La lecture du « livret » du RN fait apparaître une très forte démagogie avec des mesures qui ne seront jamais appliquées, une poursuite des politiques d’aides aux grandes entreprises sans réels engagements, une accentuation des politiques économiques néolibérales souvent cachée derrière un vocabulaire abscons et un fouillis dans l’organisation du « livret ». Ce livret a surtout pour but d’envoyer un message politique au patronat en vue d’une éventuelle accession au pouvoir du RN.

Après une critique acerbe et classique de la politique économique de Macron, le RN aborde ses propositions. Pour ne pas ennuyer le lecteur, nous nous limiterons essentiellement à deux de ces politiques, l’éducation nationale et l’économie dans ses diverses approches par le RN.

L’éducation nationale

Le RN estime que sa déstructuration est une des causes essentielles du déclin de la France. Il propose de :

  • « Reprendre en main le contenu et les modalités des enseignements, et valoriser l’enseignement professionnel…, » « le diplôme national du brevet deviendra donc un examen d’orientation post-3e : en fonction des résultats de l’élève, celui-ci sera orienté vers l’enseignement général, technologique ou professionnel, ou vers l’insertion professionnelle par l’apprentissage » ;
  • « Soutenir les jeunes et les entreprises faisant le choix de l’apprentissage ou de l’alternance ; adapter l’offre de formation initiale et continue aux besoins réels des branches professionnelles » ;
  • « Soutenir financièrement les étudiants qui travaillent en parallèle de leurs études… par un complément de revenu de 200 € maximum et 300 € maximum pour les boursiers ».

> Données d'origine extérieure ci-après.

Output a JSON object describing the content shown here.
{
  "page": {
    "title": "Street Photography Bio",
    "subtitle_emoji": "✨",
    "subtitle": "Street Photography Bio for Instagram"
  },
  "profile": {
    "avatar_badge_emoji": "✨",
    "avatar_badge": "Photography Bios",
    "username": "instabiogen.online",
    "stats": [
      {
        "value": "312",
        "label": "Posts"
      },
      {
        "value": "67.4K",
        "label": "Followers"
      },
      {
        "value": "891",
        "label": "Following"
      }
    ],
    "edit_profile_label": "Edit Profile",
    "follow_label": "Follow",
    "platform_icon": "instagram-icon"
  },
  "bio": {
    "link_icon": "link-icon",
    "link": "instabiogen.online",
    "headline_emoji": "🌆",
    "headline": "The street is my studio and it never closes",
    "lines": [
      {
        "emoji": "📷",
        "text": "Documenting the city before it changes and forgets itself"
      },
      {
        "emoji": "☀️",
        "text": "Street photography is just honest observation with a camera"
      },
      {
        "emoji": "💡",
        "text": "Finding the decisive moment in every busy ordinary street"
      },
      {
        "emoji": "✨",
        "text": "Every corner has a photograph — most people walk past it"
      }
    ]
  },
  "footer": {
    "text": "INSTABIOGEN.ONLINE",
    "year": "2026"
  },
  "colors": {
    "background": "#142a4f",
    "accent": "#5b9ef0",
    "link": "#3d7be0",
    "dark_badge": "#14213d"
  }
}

En clair, il ne s’agit pas de former des citoyens capables de s’insérer dans le travail et de participer à la vie de la cité, mais de fournir au patronat une main-d’œuvre adaptée, après une sélection encore accentuée dès la fin de la troisième. A ce stade, la sélection s’effectuera donc sur des critères sociaux, la bourgeoisie doit conserver ses privilèges. C’est une conception exclusivement utilitariste de l’éducation et de l’instruction publiques. On est loin de l’idée républicaine selon laquelle il ne faut pas conformer les futurs citoyens à des dogmes religieux, idéologiques ou politiques, mais développer leur autonomie de jugement. En cela, cette conception rejoint les précédents ministres de l’Education nationale dans leur réforme visant à caporaliser la fonction enseignante. Une école authentiquement républicaine doit marcher sur ses deux pieds : former des citoyens et des producteurs.

L’économie

Tropisme pro riche

Commençons par lister les mesures qui ont disparu du programme afin de ne pas fâcher le patronat. Les propositions liées au pouvoir d’achat des ménages ont disparu. Elles s’avèrent coûteuses pour les finances publiques et pas du tout pour le patronat. Elles visent à convaincre la population du caractère sociale de son programme : la réduction de la TVA sur les énergies, la TVA à 0 % sur les produits de première nécessité. Mais, paraît-il, le RN en a « parlé deux cents fois » : elles resteraient donc au programme. En revanche, des mesures coûteuses pour les patrons ont bien disparu corps et âmes : la taxe sur les rachats d’actions, la taxe sur les dividendes dits « excessifs », la « flat tax » plafonnée, instaurée par E. Macron pour soulager la « ponction » sur les revenus du capital. La disparition de ces trois taxes vise à un « rééquilibrage fiscal vers les plus fortunés » d’après le député RN de la Somme qui a élaboré ce programme. Nous avions tous remarqué que Macron avait massacré d’impôts les plus riches et qu’ils s’étaient considérablement appauvris sous ses quinquennats !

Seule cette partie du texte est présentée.